By Barry Keate
Barry Keate, has lived with tinnitus over 40 years and has published 150+ research articles on numerous aspects of tinnitus. He is an expert on the condition and a well-known advocate for those with tinnitus.
Researchers at Harvard Medical School have found that taking aspirin may slow and perhaps even halt the growth of a brain tumor called acoustic neuroma. This rare, non-malignant growth causes progressive hearing loss and tinnitus on just one side of the head.
Acoustic neuromas are also referred to as Vestibular Schwannomas as they typically arise from the Schwann cells covering the vestibular nerve. They are not cancerous but can be dangerous as they grow larger, leading to not only hearing loss and tinnitus but eventually dizziness, facial paralysis and, in extreme cases, death.
To date, the only available therapies are surgery or radiation therapy, both of which are associated with potentially serious complications. We published a previous article on Acoustic Neuromas & Tinnitus that discusses the condition and treatment options in depth.
This retrospective study came about because researchers were interested in finding if anti-inflammatory, medications would be helpful in reducing tumor growth. Pro-inflammatory COX -2 is a prominent target of aspirin. COX-2 is also a key enzyme found in high levels in acoustic neuromas. Researchers theorized that aspirin intake would reduce COX-2 enzyme and slow growth. (1)

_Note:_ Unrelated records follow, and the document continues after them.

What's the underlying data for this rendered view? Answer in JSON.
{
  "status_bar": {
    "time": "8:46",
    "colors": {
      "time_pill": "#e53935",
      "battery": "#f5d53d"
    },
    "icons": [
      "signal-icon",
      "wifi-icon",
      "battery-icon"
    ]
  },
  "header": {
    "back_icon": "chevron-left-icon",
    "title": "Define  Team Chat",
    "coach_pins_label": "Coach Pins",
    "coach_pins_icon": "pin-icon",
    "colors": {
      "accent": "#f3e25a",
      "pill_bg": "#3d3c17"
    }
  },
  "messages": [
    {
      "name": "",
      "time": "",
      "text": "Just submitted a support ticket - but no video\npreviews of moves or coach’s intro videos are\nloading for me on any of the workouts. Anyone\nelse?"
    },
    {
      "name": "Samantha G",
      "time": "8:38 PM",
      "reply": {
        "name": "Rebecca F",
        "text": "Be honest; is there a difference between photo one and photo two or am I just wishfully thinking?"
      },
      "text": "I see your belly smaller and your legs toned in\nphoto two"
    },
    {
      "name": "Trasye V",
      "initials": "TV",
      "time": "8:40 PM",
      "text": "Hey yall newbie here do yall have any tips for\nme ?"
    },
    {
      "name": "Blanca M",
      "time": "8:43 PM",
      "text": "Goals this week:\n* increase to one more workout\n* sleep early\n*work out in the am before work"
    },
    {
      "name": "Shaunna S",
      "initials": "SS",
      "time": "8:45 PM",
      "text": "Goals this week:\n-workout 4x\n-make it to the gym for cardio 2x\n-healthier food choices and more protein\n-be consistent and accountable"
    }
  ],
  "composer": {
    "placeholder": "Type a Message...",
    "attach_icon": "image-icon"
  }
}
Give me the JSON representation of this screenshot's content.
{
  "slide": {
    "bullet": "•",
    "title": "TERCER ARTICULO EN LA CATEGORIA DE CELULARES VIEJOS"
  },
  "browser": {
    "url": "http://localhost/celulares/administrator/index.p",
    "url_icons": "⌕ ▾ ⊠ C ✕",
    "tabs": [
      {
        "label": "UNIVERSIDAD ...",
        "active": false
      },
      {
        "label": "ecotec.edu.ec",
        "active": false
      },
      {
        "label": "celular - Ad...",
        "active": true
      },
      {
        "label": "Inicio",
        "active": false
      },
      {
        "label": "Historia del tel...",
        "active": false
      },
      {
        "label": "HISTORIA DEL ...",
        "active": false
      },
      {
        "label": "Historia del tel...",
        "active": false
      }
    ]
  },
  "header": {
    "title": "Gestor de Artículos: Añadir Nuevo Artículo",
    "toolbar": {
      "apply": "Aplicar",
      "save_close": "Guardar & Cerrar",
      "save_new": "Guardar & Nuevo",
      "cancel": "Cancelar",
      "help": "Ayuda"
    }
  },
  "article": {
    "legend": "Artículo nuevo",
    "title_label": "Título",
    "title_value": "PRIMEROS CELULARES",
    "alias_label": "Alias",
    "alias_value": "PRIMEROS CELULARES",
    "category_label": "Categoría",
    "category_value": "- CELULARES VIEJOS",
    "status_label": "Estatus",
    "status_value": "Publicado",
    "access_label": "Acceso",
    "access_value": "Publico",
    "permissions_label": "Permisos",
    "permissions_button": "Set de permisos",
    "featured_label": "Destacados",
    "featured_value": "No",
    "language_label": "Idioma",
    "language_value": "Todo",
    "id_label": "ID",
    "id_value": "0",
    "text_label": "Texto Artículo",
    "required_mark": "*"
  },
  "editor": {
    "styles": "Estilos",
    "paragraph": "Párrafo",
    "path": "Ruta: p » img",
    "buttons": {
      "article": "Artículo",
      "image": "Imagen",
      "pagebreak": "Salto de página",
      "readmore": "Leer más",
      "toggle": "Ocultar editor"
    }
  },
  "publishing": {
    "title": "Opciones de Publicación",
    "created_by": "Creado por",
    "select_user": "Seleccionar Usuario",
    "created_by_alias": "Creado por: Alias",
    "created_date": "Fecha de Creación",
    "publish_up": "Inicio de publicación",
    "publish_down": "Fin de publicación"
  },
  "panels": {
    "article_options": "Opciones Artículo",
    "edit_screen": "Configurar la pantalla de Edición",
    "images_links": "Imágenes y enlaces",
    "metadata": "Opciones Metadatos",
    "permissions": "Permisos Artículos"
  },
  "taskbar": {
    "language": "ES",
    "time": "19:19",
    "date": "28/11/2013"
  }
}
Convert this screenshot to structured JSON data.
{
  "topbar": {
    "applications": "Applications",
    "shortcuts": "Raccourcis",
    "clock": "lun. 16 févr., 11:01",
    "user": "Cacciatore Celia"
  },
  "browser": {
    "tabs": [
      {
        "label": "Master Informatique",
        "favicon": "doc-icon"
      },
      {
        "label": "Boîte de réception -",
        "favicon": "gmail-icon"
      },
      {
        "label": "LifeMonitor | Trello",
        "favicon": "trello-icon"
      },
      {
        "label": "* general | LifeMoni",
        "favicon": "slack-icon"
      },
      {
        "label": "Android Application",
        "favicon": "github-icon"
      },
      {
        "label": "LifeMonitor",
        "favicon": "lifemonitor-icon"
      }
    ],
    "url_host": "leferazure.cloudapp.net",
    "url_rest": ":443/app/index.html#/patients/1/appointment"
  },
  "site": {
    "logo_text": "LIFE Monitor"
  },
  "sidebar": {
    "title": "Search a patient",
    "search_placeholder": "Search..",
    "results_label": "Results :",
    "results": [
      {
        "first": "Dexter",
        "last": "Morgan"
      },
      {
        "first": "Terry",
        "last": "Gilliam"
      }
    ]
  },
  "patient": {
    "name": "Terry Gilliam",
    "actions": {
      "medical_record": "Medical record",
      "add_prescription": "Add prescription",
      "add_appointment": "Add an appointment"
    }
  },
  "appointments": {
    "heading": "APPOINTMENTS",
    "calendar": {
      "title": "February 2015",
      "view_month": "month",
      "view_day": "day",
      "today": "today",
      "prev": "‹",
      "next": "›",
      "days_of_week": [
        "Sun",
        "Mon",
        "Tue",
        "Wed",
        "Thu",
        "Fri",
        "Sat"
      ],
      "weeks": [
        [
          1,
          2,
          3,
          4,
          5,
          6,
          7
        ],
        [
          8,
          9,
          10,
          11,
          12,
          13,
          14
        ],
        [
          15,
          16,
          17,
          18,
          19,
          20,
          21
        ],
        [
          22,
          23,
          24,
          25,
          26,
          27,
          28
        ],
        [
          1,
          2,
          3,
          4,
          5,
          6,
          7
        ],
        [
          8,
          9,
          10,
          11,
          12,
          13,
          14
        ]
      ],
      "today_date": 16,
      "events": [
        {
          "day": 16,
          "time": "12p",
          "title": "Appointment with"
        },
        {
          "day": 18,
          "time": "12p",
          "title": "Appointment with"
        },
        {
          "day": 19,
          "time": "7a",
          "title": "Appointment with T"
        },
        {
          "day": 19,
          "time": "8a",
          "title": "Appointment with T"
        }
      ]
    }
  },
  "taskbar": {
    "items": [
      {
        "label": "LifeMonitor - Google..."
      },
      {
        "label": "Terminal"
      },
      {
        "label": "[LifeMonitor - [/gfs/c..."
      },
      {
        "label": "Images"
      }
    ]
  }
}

Patients at the Massachusetts Eye and Ear Infirmary who were diagnosed with acoustic neuroma from January 1, 1980, to April 1, 2012 were included in the study. Of these patients, 347 were followed by multiple MRI scans for at least 4 months.
The 347 patients who had successive MRI scans were questioned about aspirin use. They were required to document use of aspirin to be included in that group. These were patients who were using it for conditions that required long-term aspirin use, such as arthritis, heart attack or stroke.
When tallied, 81 of the patients had been continuous aspirin users and 266 were non-users. Among the aspirin users, 38 took a baby aspirin of 81 mg, 7 took full strength 325 mg and 36 did not specify the dosage.
Results were as follows: Among the 80 aspirin users, 33 (40.7%) demonstrated tumor growth and 48 did not. Among non-aspirin users, 154 (57.9%) demonstrated tumor growth and 112 did not.
The authors found, for the first time, an inverse relationship between aspirin intake and growth rate of acoustic neuromas. Those who took aspirin had less growth; those who did not had more growth.
Some key questions remain that will be examined in future studies:
1 – What dosage of aspirin is most effective?
2 – Is aspirin effective when started at time of diagnosis, or does it help more when a patient has already been on it long-term.
1 – Kandathil CK, Dilwali S, Wu C. et al. Aspirin Intake Correlates with Halted Growth of Sporadic Vestibular Schwannoma In Vivo. Otology & Neurotology 35:353-357, 2014.